I can approximate my $ y = f(x_1, x_2, x_3, x_4, x_5, x_6) = g(x_1, x_2, x_3, x_4, x_5, x_6) + \varepsilon $ using an Artificial Neural Net, then from there using a genetic algorithm to optimize the output.

but I don't think that this is a good solution.

Using a neural network inherently introduces lots of hard problems: selecting how many neurons in what configuration, an initialization method, an activation function, an optimizer, a learning rate, regularization strategies (L1, L2, dropout, mixup, max norm...) -- to succeed, all of these things must be chosen to be "just right" for whatever problem you're trying to solve. Then the genetic algorithm step adds more complexity, and more tuning, on top of that.

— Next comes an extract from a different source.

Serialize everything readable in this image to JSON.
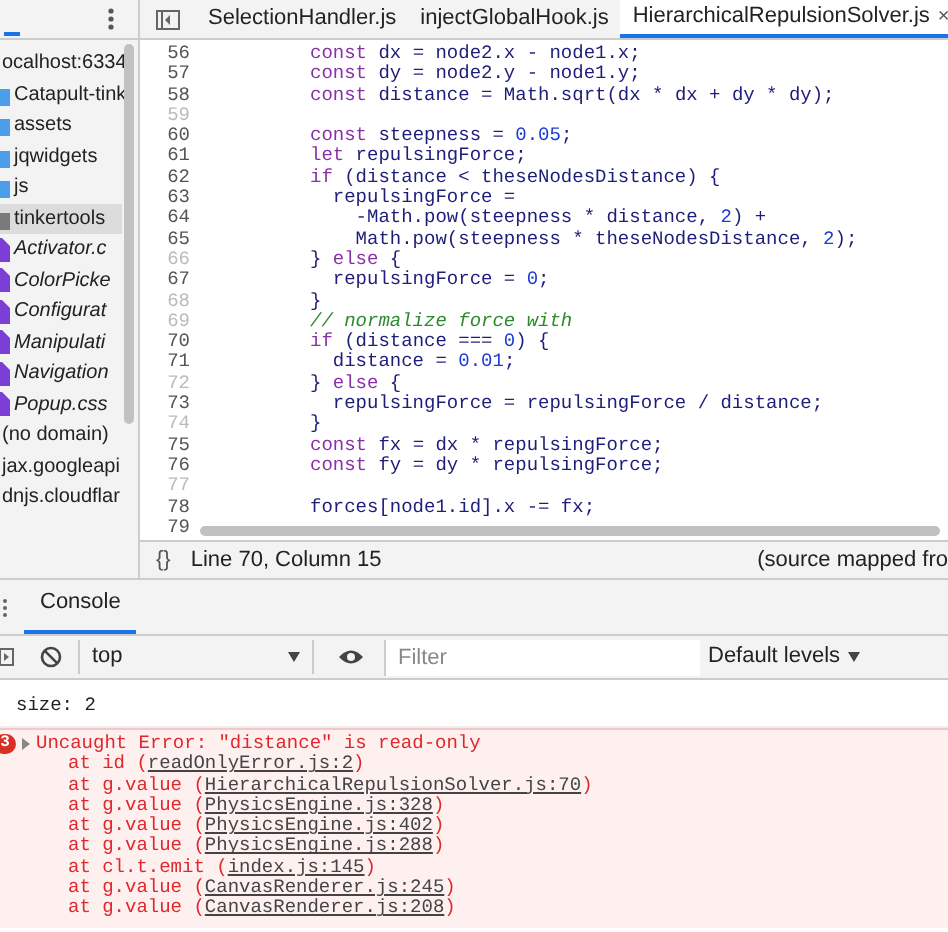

If you generalize from using a neural network to any function approximation method, you are employing a surrogate surface, which you denote as $g$, and performing the optimization over that surface. There's no particular need to use a neural network. A popular method to use in place of a neural network is a Gaussian process. See: Jones et al (1998), "Efficient Global Optimization of Expensive Black-Box Functions."

One desirable attribute that you would want your surrogate surface interpolates well between your data points, neither changing values too quickly or too slowly. A well-studied category of surrogate surfaces for this type of problem is the Gaussian process; these methods are usually characterized in terms of a length-scale parameter which exactly controls the behavior between data points. In this sense, there is essentially only one "knob," the length-scale, that you have to fiddle with.

Once you're satisfied that you have a "good" surrogate surface, you can directly optimize it. The values $g$ and their gradients are easily computed and cheap to evaluate, so you can quite readily use multi-start optimization, or really any global optimization method, to find optima on the surface.